Considering that Maria has re-ascended the stage in the wake of dressing up for a superhero movie, her character bears hallmarks of Michael Keaton’s Riggan Thompson, the focal point of last year’s Academy Award winning “Birdman.” Yet that was a film heightened to the point of grandiosity. Riggan’s daughter, Sam (Emma Stone), called him on the carpet, yes, to try provide counterweight to the opening shot of his levitation and all that sleight-of-hand (or not) entailed. Yet the film’s final shot seemed to suggest she believed he could fly, giving over to the illusion of the movie star, a deliberate sacrificing of the film’s final thread of tangibility. Val, however, is and remains the emotional and professional ballast of Maria, counseling and coddling her employer to remain in the play when she wants out. Val sees value in attacking the same work from a different vantage point, to opening one’s self up to another reading, to using art as a kind of working through, and when something happens to Val toward the second act's end, it intentionally feels as if that working-through has become unmoored.

The push & pull between these two women winds up as the film’s prominent feature, the question of who’s wisest being blurred.
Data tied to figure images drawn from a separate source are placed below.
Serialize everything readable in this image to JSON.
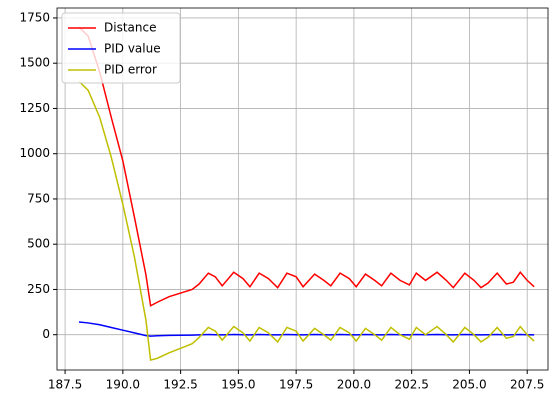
{
  "chart_data": {
    "type": "line",
    "x": [
      188.1,
      188.5,
      189.0,
      189.5,
      190.0,
      190.5,
      191.0,
      191.2,
      191.5,
      192.0,
      192.5,
      193.0,
      193.3,
      193.7,
      194.0,
      194.3,
      194.8,
      195.2,
      195.5,
      195.9,
      196.3,
      196.7,
      197.1,
      197.5,
      197.8,
      198.3,
      198.7,
      199.0,
      199.4,
      199.8,
      200.1,
      200.5,
      200.9,
      201.2,
      201.6,
      202.0,
      202.4,
      202.7,
      203.1,
      203.6,
      204.0,
      204.3,
      204.8,
      205.2,
      205.5,
      205.8,
      206.2,
      206.6,
      206.9,
      207.2,
      207.5,
      207.8
    ],
    "series": [
      {
        "name": "Distance",
        "color": "#ff0000",
        "values": [
          1700,
          1650,
          1450,
          1200,
          960,
          650,
          330,
          160,
          180,
          210,
          230,
          250,
          280,
          340,
          320,
          270,
          345,
          310,
          265,
          340,
          310,
          260,
          340,
          320,
          265,
          335,
          300,
          270,
          340,
          310,
          265,
          335,
          300,
          270,
          340,
          300,
          275,
          340,
          300,
          345,
          300,
          260,
          340,
          300,
          260,
          285,
          340,
          280,
          290,
          345,
          300,
          265
        ]
      },
      {
        "name": "PID value",
        "color": "#0000ff",
        "values": [
          70,
          65,
          55,
          40,
          25,
          10,
          -5,
          -8,
          -6,
          -4,
          -3,
          -2,
          -1,
          1,
          0,
          -1,
          1,
          0,
          -1,
          1,
          0,
          -1,
          1,
          0,
          -1,
          1,
          0,
          -1,
          1,
          0,
          -1,
          1,
          0,
          -1,
          1,
          0,
          -1,
          1,
          0,
          1,
          0,
          -1,
          1,
          0,
          -1,
          0,
          1,
          -1,
          0,
          1,
          0,
          -1
        ]
      },
      {
        "name": "PID error",
        "color": "#bfbf00",
        "values": [
          1400,
          1350,
          1200,
          980,
          720,
          430,
          80,
          -140,
          -130,
          -100,
          -75,
          -50,
          -15,
          40,
          20,
          -30,
          45,
          10,
          -35,
          40,
          10,
          -40,
          40,
          20,
          -35,
          35,
          0,
          -30,
          40,
          10,
          -35,
          35,
          0,
          -30,
          40,
          0,
          -25,
          40,
          0,
          45,
          0,
          -40,
          40,
          0,
          -40,
          -15,
          40,
          -20,
          -10,
          45,
          0,
          -35
        ]
      }
    ],
    "xlim": [
      187.15,
      208.4
    ],
    "ylim": [
      -195,
      1805
    ],
    "xticks": [
      187.5,
      {
        "value": 190,
        "label": "190.0"
      },
      192.5,
      {
        "value": 195,
        "label": "195.0"
      },
      197.5,
      {
        "value": 200,
        "label": "200.0"
      },
      202.5,
      {
        "value": 205,
        "label": "205.0"
      },
      207.5
    ],
    "yticks": [
      0,
      250,
      500,
      750,
      1000,
      1250,
      1500,
      1750
    ],
    "grid": true,
    "legend": "upper-left"
  }
}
When Val proclaims that a performance in a dunderheaded Hollywood blockbuster can carry just as much spiritual weight as a hoity-toity art film, it’s incredible to witness not only for the way in which this hoity-toity art film is going to bat for dunderheaded Hollywood blockbusters, but for the zealous optimism with which Val professes it. In the end, it’s not simply the years that have been automatically stripped from Maria, it’s the ideals, and the idea that we accumulate wisdom with age disappears like the landscape to the Majola Snake.

1 comment:

Derek Armstrong said...

Well, this piece of writing is clearly the best thing about this movie. You've almost convinced me this movie knows what it's doing. Instead, I am left remembering all the scenes that don't mean anything (Val's ill-fated trip to meet that guy? A pointless scene drinking in a casino bar?) and how flat the narrative progression of this movie is. Don't throw anything at me - I know I am in the minority.